The eye passed, the wind switched to west, another foot of snow fell, and the reversed gale drove the tide down before further damage was done. My pickup truck was parked outside at the time, and remained trapped for five days until a neighbor with a plow dug out my driveway. The ice wall on the beach took six weeks to melt. The snow cover proved beneficial for that year's crops.
I wouldn't have missed that storm for the world. Nature, in all her grandeur and indifference to puny humans, had taught the value of humility, preparing for the worst, and hoping for the best.
In 2005, the year after moving to Cataumet, a mondo snowstorm dropped 39 inches on this vicinity, the highest total for miles around. This time I lived on a tar road, and parked my car at the end of the driveway, so it took only a couple of hours to shovel out. Over the span of years, physical strength wanes, the thrill of blizzards subsides, and many contemporaries have become "snowbirds" who flee to southern climes until spring arrives. Still, those of us who love the Cape, and whose duties exceed our travel budgets, there is much to love about chilly scenes of winter.
Jack Frost spent early January painting my windowpanes.

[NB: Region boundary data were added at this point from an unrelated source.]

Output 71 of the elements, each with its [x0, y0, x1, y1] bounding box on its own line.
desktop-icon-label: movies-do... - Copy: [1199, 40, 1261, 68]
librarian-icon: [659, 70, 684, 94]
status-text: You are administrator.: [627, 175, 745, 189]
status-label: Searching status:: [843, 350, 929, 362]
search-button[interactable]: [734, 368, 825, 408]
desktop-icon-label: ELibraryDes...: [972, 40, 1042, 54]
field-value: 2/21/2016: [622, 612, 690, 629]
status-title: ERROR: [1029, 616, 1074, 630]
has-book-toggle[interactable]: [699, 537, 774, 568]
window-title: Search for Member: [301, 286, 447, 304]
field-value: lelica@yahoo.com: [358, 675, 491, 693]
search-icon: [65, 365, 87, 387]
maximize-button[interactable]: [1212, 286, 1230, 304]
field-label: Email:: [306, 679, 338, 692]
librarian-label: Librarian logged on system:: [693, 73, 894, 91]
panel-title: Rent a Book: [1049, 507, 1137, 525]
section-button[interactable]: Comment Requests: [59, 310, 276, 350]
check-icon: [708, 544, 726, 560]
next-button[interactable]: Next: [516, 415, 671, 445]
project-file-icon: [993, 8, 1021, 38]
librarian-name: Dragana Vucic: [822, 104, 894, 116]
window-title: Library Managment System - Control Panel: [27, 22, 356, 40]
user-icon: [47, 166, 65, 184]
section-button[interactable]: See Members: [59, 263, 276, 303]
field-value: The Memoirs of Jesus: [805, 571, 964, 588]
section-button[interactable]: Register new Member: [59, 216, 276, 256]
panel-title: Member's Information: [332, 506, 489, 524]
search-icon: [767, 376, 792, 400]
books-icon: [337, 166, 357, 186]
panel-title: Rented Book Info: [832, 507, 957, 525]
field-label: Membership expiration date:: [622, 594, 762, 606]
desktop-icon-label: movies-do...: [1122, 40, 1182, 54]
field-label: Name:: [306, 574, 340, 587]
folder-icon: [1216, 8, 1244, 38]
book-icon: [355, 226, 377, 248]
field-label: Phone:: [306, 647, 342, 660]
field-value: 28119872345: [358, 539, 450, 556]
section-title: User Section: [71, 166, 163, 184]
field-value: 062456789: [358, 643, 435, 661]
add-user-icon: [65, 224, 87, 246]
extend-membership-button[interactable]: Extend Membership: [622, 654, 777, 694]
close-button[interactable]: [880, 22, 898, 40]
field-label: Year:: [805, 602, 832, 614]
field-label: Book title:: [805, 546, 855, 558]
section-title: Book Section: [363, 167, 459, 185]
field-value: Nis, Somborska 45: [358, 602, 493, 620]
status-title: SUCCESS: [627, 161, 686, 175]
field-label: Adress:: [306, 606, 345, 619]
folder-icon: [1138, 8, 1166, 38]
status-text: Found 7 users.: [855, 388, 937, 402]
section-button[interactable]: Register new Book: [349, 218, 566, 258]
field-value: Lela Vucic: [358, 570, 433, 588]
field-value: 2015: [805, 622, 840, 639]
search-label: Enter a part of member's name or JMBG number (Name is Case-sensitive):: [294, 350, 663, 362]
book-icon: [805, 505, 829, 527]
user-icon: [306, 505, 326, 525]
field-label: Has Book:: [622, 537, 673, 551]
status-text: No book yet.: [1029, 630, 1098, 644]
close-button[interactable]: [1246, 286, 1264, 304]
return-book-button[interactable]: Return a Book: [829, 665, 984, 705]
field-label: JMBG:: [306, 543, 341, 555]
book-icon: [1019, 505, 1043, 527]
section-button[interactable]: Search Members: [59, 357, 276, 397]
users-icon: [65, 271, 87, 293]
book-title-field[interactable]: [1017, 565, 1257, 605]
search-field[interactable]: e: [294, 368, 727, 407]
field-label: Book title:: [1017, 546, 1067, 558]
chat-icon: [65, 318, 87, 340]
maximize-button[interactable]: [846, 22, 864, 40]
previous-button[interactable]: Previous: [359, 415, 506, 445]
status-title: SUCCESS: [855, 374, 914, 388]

The cold was so persistent his icy feathers lasted over 10 days. Come July, I'll look at the photographs and recall them with a sigh. On chilly, calm nights a nearby inlet freezes over, and ice clings to the salt grass at the edges. When the tide ebbs underneath, the skin of ice breaks with a delicate, tinkling sound, and the rising sun glitters from the frozen film at scores of shifting angles.
Low tide flats along Cape Cod Bay are uncrowded in winter, the air is clearer, and dogs run free. A friend from that vicinity has outlived a number of white Labs, and just got another puppy. Few scenes are more heartwarming than Labrador retrievers romping on a winter's day. Labs never complain about weather, or wish they were someplace else. Beaches with more dogs than people show how dogs extend their masters' lives. An apple a day keeps the doctor away. A dog walk a day keeps the funeral at bay.
This paper lists cultural events more plentiful and varied than years past: plays, flower shows, boat shows, poetry readings. I had to drive all the way to Kingston for MetOpera's simulcast of "Tosca" because the Cape Cinema sold out. Outdoors and in, there's plenty to do. Find your muse, or your amusement, and share the joy with your valentine.